Existing medical multimodal large language models (MLLMs) suffer from loose image–task alignment and limited generalization in multi-task learning due to coarse-grained data construction. To address this, we propose an image-centric multi-annotation paradigm and introduce IMAX—the first X-ray image-centric multi-task dataset—covering seven clinical tasks, with each image averagely associated with 4.10 tasks and 7.46 samples, enabling fine-grained, dense image–task alignment. We further uncover statistical correlations between optimization dynamics and multi-task performance, leading to DMAX—a transferable enhancement training strategy.
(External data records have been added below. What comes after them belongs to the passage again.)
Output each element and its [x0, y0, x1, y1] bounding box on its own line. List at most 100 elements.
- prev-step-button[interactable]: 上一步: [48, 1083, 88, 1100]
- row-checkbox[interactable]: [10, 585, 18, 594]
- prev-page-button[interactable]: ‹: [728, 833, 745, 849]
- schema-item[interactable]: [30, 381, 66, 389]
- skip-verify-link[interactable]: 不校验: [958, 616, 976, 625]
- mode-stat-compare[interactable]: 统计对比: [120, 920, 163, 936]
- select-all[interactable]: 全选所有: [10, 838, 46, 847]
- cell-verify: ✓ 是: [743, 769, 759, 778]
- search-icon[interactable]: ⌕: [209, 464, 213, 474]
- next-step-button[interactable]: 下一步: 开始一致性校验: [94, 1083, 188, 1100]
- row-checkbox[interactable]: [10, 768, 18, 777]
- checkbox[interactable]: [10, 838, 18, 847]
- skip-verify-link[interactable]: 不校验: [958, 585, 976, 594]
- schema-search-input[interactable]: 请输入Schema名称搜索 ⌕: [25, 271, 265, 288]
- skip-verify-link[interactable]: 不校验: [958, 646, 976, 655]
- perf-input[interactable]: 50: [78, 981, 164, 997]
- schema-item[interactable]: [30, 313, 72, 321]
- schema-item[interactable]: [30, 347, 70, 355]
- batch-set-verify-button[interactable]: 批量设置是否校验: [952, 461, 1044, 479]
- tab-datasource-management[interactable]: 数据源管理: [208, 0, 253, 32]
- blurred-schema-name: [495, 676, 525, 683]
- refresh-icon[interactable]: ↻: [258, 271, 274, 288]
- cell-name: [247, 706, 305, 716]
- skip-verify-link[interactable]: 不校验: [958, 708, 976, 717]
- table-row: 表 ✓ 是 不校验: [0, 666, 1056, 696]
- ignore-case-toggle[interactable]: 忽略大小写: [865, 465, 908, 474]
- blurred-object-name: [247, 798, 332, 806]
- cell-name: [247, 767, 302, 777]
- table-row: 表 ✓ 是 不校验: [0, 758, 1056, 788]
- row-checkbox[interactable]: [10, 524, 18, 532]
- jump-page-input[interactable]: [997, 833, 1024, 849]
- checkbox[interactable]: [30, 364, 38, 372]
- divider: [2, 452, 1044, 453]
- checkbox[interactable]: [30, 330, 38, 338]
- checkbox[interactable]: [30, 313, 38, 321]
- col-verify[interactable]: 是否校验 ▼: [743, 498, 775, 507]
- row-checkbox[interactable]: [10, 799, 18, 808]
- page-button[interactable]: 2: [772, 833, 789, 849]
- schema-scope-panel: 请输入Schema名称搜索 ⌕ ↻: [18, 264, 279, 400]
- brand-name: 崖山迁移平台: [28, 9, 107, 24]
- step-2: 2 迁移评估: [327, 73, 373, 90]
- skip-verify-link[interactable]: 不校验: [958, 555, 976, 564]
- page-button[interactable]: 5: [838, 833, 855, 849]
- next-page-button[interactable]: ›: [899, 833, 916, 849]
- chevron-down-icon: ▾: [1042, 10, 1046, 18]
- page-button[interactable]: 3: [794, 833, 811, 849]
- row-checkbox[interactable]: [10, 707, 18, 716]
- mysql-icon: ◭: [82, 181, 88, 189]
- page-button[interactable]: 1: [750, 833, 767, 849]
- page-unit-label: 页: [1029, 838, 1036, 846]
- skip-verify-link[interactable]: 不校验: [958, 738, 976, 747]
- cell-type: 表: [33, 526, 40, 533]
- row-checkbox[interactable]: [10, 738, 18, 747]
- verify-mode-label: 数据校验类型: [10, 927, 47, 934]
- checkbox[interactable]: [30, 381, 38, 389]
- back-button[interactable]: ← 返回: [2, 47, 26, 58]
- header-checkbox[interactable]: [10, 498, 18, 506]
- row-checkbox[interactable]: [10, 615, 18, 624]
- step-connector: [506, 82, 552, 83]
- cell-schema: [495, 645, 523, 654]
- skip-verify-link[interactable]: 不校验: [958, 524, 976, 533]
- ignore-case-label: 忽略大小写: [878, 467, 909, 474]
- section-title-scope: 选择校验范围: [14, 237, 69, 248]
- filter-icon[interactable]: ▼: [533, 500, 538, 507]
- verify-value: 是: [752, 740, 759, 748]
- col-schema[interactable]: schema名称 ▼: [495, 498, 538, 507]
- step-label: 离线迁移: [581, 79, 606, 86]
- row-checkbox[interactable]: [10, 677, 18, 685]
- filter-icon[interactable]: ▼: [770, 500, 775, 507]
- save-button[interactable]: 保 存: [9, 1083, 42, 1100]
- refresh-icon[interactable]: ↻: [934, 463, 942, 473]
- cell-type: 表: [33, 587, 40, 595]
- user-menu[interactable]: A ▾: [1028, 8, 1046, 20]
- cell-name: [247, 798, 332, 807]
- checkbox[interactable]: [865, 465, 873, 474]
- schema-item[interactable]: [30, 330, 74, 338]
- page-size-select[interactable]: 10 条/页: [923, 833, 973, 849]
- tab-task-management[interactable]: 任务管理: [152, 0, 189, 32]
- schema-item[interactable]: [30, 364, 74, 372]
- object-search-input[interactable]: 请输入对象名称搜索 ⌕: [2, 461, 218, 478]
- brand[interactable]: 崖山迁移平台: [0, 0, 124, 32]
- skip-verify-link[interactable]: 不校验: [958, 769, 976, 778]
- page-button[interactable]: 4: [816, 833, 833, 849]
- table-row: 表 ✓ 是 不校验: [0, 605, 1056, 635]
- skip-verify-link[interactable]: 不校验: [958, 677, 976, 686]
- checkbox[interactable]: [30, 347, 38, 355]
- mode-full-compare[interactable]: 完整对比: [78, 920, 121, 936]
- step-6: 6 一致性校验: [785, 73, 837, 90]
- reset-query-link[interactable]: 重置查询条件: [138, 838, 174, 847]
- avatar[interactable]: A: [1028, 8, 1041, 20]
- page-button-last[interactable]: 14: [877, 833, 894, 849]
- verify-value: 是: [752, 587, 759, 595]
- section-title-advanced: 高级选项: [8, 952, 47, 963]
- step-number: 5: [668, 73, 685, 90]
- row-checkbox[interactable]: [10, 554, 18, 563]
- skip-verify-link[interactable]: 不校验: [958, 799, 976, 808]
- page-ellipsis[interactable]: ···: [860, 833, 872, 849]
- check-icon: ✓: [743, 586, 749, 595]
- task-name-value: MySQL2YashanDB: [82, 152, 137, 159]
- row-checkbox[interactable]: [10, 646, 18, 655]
Evaluated on seven open-source medical MLLMs, IMAX improves average multi-task performance by 3.20%–21.05%, significantly boosting cross-task generalization and clinical capability in multidimensional radiographic interpretation.

The emergence of medical generalist foundation models has revolutionized conventional task-specific model development paradigms, aiming to better handle multiple tasks through joint training on large-scale medical datasets. However, recent advances prioritize simple data scaling or architectural component enhancement, while neglecting to re-examine multi-task learning from a data-centric perspective. Critically, simply aggregating existing data resources leads to decentralized image-task alignment, which fails to cultivate comprehensive image understanding or align with clinical needs for multi-dimensional image interpretation. In this paper, we introduce the image-centric multi-annotation X-ray dataset (IMAX), the first attempt to enhance the multi-task learning capabilities of medical multi-modal large language models (MLLMs) from the data construction level. To be specific, IMAX is featured from the following attributes: 1) High-quality data curation. A comprehensive collection of more than 354K entries applicable to seven different medical tasks. 2) Image-centric dense annotation. Each X-ray image is associated with an average of 4.10 tasks and 7.46 training entries, ensuring multi-task representation richness per image. Compared to the general decentralized multi-annotation X-ray dataset (DMAX), IMAX consistently demonstrates significant multi-task average performance gains ranging from 3.20% to 21.05% across seven open-source state-of-the-art medical MLLMs. Moreover, we investigate differences in statistical patterns exhibited by IMAX and DMAX training processes, exploring potential correlations between optimization dynamics and multi-task performance. Finally, leveraging the core concept of IMAX data construction, we propose an optimized DMAX-based training strategy to alleviate the dilemma of obtaining high-quality IMAX data in practical scenarios.